Jake stepped closer, but the boy recoiled, curling into himself like an animal that had learned what hands could do. The sight hit harder than any bullet. The spark he'd once seen in Giorgi's face—the fire of belief—was gone. Snuffed out by a night Jake had scripted.
He wanted to say something, anything, but no words could wash the blood away. He turned and left the cellar, the boy's silence chasing him up the steps.
The city outside was half-asleep, veiled in mist and the faint gray of pre-dawn. The fog swallowed the streets, muffling his footsteps. Each corner felt haunted, every shadow alive with echoes of what he'd done. The adrenaline had faded hours ago, leaving behind an ache in his chest and the phantom smell of gunpowder in his nose.
He reached the apartment building and climbed the stairs. Each step sounded like a tolling bell.
When he opened the door, she was there.
Kato sat in the chair where he'd left her, rigid, sleepless. The single candle on the table had burned low, its wax spilling in pale drips like melted bone. Her rosary was wound so tightly around her fingers that the beads had left dark indentations in her skin.
She didn't speak at first.
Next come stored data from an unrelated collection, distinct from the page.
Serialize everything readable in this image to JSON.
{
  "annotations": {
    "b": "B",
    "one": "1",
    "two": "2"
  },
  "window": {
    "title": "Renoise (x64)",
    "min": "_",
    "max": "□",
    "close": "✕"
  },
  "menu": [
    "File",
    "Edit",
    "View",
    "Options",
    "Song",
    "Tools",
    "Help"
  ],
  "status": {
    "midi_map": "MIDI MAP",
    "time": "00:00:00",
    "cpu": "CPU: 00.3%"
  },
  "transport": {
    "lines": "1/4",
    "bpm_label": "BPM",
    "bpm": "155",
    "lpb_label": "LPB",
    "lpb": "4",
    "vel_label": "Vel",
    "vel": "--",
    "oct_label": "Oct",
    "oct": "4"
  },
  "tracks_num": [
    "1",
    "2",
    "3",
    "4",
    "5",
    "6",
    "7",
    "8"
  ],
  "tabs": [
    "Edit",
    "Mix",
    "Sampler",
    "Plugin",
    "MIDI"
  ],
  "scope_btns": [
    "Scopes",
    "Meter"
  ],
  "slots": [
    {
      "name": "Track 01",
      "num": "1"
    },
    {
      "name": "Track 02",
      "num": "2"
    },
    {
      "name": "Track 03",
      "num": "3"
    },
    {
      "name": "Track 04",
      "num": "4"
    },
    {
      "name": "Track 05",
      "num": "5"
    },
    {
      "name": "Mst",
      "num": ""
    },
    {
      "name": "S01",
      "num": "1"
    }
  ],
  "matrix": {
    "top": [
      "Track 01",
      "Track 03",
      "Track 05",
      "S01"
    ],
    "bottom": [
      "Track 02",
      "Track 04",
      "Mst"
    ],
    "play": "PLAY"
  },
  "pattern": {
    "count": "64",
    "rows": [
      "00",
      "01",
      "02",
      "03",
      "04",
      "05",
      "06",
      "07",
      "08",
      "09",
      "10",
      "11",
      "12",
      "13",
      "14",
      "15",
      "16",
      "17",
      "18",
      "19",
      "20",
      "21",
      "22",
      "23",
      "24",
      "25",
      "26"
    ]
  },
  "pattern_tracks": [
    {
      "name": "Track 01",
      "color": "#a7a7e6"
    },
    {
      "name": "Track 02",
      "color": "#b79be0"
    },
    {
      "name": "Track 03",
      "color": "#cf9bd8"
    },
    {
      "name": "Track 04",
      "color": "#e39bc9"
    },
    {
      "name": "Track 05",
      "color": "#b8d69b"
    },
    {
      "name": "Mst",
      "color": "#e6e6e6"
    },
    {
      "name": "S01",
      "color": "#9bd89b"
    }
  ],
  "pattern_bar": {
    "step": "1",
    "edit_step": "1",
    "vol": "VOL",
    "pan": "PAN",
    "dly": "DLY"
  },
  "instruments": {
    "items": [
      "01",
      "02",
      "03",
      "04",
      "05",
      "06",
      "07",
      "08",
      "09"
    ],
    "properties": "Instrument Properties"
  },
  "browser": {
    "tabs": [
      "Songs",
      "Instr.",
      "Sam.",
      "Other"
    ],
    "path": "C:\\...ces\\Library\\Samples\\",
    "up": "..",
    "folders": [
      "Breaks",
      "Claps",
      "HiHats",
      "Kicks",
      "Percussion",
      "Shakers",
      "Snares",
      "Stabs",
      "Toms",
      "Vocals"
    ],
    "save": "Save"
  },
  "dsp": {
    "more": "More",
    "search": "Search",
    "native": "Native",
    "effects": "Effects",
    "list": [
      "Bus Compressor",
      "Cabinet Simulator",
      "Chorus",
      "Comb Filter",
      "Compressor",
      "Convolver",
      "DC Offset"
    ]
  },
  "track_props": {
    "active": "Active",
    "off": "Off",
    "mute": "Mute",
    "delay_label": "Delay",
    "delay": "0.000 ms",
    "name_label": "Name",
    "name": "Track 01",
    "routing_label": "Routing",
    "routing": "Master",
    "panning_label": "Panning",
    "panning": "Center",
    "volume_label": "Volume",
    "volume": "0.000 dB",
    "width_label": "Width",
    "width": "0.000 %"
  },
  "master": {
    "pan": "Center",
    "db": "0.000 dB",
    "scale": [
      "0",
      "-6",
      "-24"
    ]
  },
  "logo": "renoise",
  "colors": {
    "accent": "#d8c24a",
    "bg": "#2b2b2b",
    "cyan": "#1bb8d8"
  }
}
Her eyes lifted slowly to his face, searching for something familiar.
"Is it done?" she asked at last. Her voice was quiet, flat—too calm.
He nodded once. The word yes lodged somewhere in his throat.
"The boy," she said softly. "Giorgi?"
"He's alive," Jake answered. It was true, in the most clinical sense. The body lived. The spirit did not.
Kato rose, each movement deliberate. She didn't go to him. She stopped just short, close enough that he could feel her warmth. When she finally met his eyes, he felt exposed—like she could see straight through the blood on his soul.
"Your eyes," she whispered. "They're different."
Her voice trembled, but not with anger. With sorrow. She reached up, her hand hovering inches from his face, then stopped. "The man who left this room… he was afraid. I saw it in him. But now—" She shook her head. "Now, there's nothing. No fear. No mercy. Just… nothing."
She stepped back, the distance between them growing. It wasn't hatred in her gaze—it was fear. Quiet, hopeless fear.
Her words landed like a hammer. Jake felt something collapse inside him. This was what he'd fought for—to protect her, to save her from this world—and all he'd done was turn himself into something she couldn't bear to look at.
The door swung open behind him.
Kamo filled the doorway, expression carved from stone. His presence swallowed the room, replacing the fragile humanity with the hard, inevitable weight of reality.
"It's time," he said. "The meeting's begun."
He glanced once between them—Jake's hollow stare, Kato's frightened one—and dismissed it all with a grunt. "We move."
And just like that, the small, broken world of the apartment disappeared behind Jake as he followed Kamo out into the cold. There was no space left for grief, or love, or redemption. Only the next decision, the next betrayal, the next step toward history's waiting jaws.